Bibliographies

Bibliographies are an essential resource for professors who engage in legal writing scholarship: they help the researcher get up to speed more efficiently, and they alert the writer to ground that has already been well covered by others. Following are a few particularly helpful bibliographies, including several that trace the history of legal writing scholarship and others that collect scholarly resources in specific topic areas.

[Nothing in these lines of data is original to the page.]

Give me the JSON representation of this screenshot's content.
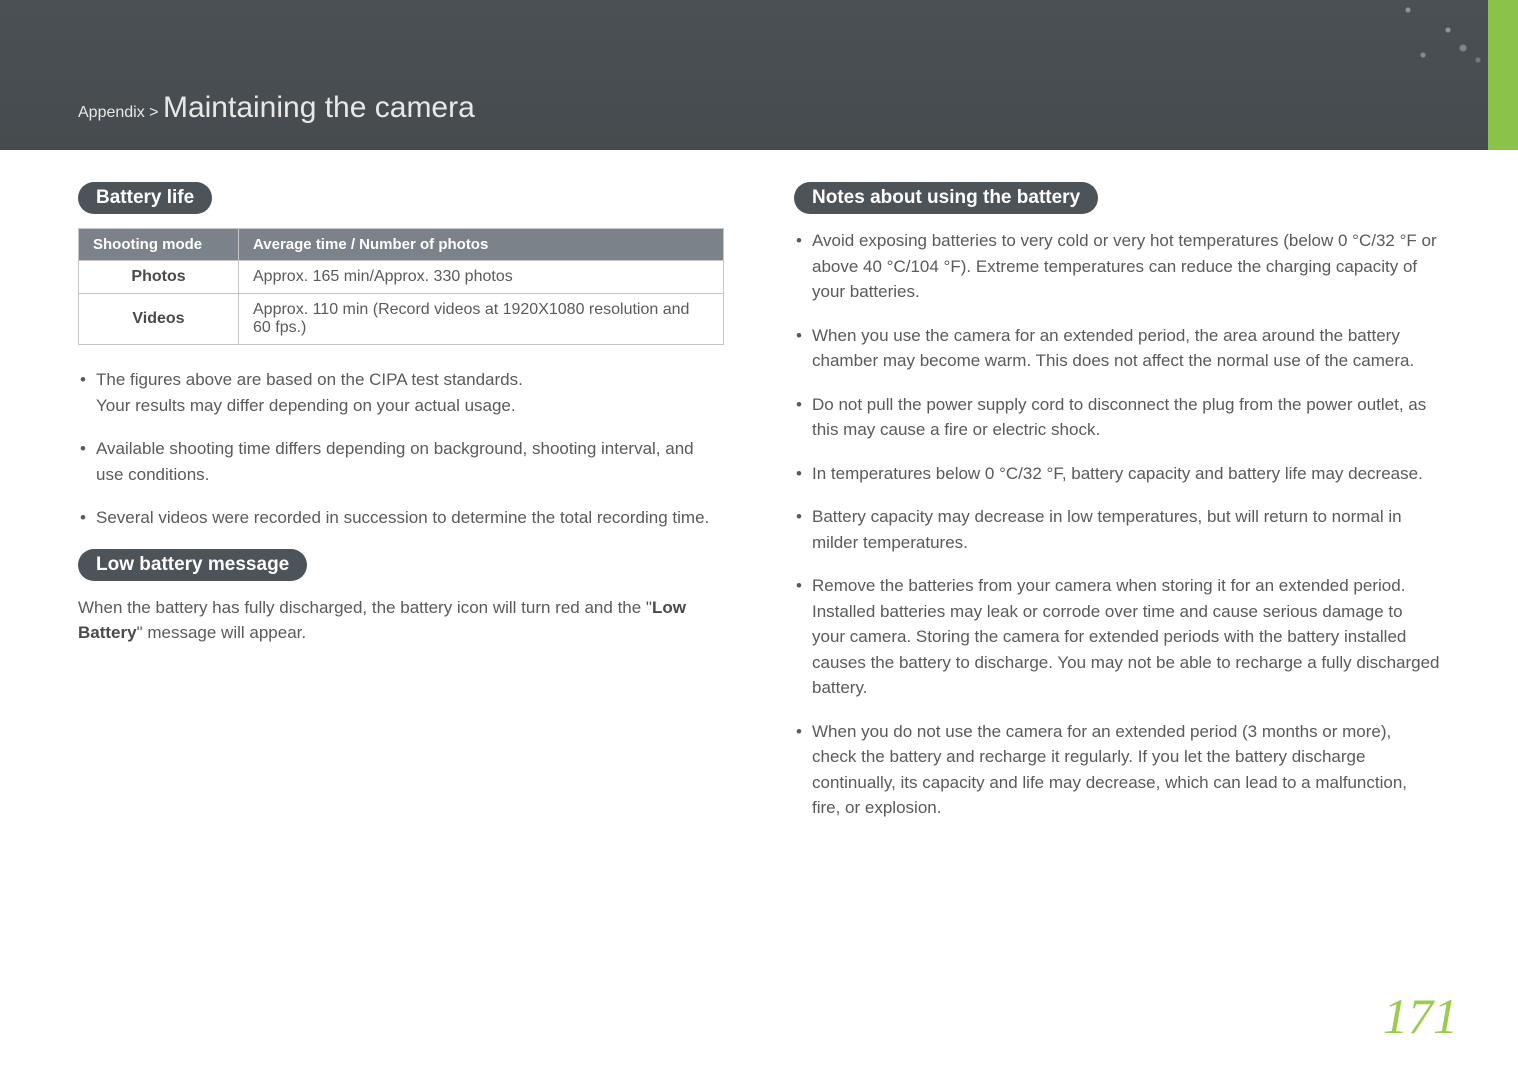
{
  "header": {
    "breadcrumb_prefix": "Appendix > ",
    "breadcrumb_title": "Maintaining the camera"
  },
  "left": {
    "battery_life_heading": "Battery life",
    "table": {
      "col1": "Shooting mode",
      "col2": "Average time / Number of photos",
      "row1_mode": "Photos",
      "row1_val": "Approx. 165 min/Approx. 330 photos",
      "row2_mode": "Videos",
      "row2_val": "Approx. 110 min (Record videos at 1920X1080 resolution and 60 fps.)"
    },
    "bullets": {
      "b1_line1": "The figures above are based on the CIPA test standards.",
      "b1_line2": "Your results may differ depending on your actual usage.",
      "b2": "Available shooting time differs depending on background, shooting interval, and use conditions.",
      "b3": "Several videos were recorded in succession to determine the total recording time."
    },
    "low_battery_heading": "Low battery message",
    "low_battery_text_pre": "When the battery has fully discharged, the battery icon will turn red and the \"",
    "low_battery_bold": "Low Battery",
    "low_battery_text_post": "\" message will appear."
  },
  "right": {
    "notes_heading": "Notes about using the battery",
    "bullets": {
      "n1": "Avoid exposing batteries to very cold or very hot temperatures (below 0 °C/32 °F or above 40 °C/104 °F). Extreme temperatures can reduce the charging capacity of your batteries.",
      "n2": "When you use the camera for an extended period, the area around the battery chamber may become warm. This does not affect the normal use of the camera.",
      "n3": "Do not pull the power supply cord to disconnect the plug from the power outlet, as this may cause a fire or electric shock.",
      "n4": "In temperatures below 0 °C/32 °F, battery capacity and battery life may decrease.",
      "n5": "Battery capacity may decrease in low temperatures, but will return to normal in milder temperatures.",
      "n6": "Remove the batteries from your camera when storing it for an extended period. Installed batteries may leak or corrode over time and cause serious damage to your camera. Storing the camera for extended periods with the battery installed causes the battery to discharge. You may not be able to recharge a fully discharged battery.",
      "n7": "When you do not use the camera for an extended period (3 months or more), check the battery and recharge it regularly. If you let the battery discharge continually, its capacity and life may decrease, which can lead to a malfunction, fire, or explosion."
    }
  },
  "page_number": "171"
}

History of Legal Writing Scholarship

A rhetorical history written for the 25th anniversary of LWI lists the early bibliographies: The Past, Presence, and Future of Legal Writing Scholarship: Rhetoric, Voice, and Community, 16 J. Legal Writing 521 (Linda L. Berger, Linda H. Edwards & Terrill Pollman) (2010).  Among these are the following:

  • Bibliography of Books, Articles, and Periodicals on Legal Writing Programs and Instruction, to accompany Commun. Skills Comm., Sec. Leg. Educ. & Admis. to B., Sourcebook on Legal Writing Programs (Eric B. Easton ed., 2d ed., ABA 2006) (bibliography available here).
  • Terrill Pollman & Linda H. Edwards, Scholarship by Legal Writing Professors: New Voices in the Legal Academy, 11 Leg. Writing 3, 15 (2005).
  • Michael R. Smith, The Next Frontier: Exploring the Substance of Legal Writing, 2 J. ALWD 1 (2004).
  • James R. Elkins, Teaching Lawyers to Write: A Chronological Bibliography, 22 Leg. Stud. Forum 778 (1998).
  • George D. Gopen & Kary D. Smout, Legal Writing: A Bibliography, 1 Leg. Writing 93 (1991).
  • Terence Collins & Darryl Hattenburger, Law and Language: A Selected Annotated Bibliography on Legal Writing, 33 J. Leg. Educ. 141 (1983).

Monograph Series

LWI’s Monograph Series provides an introduction to disciplinary foundations, often by identifying important early articles on a topic and sometimes by highlighting recent innovations. Scholars can get up to date quickly by consulting the Monograph Series, currently at five volumes, including a new teachers’ desk book, best practices for providing feedback, teaching theory, rhetoric theory and application, and advanced legal writing courses.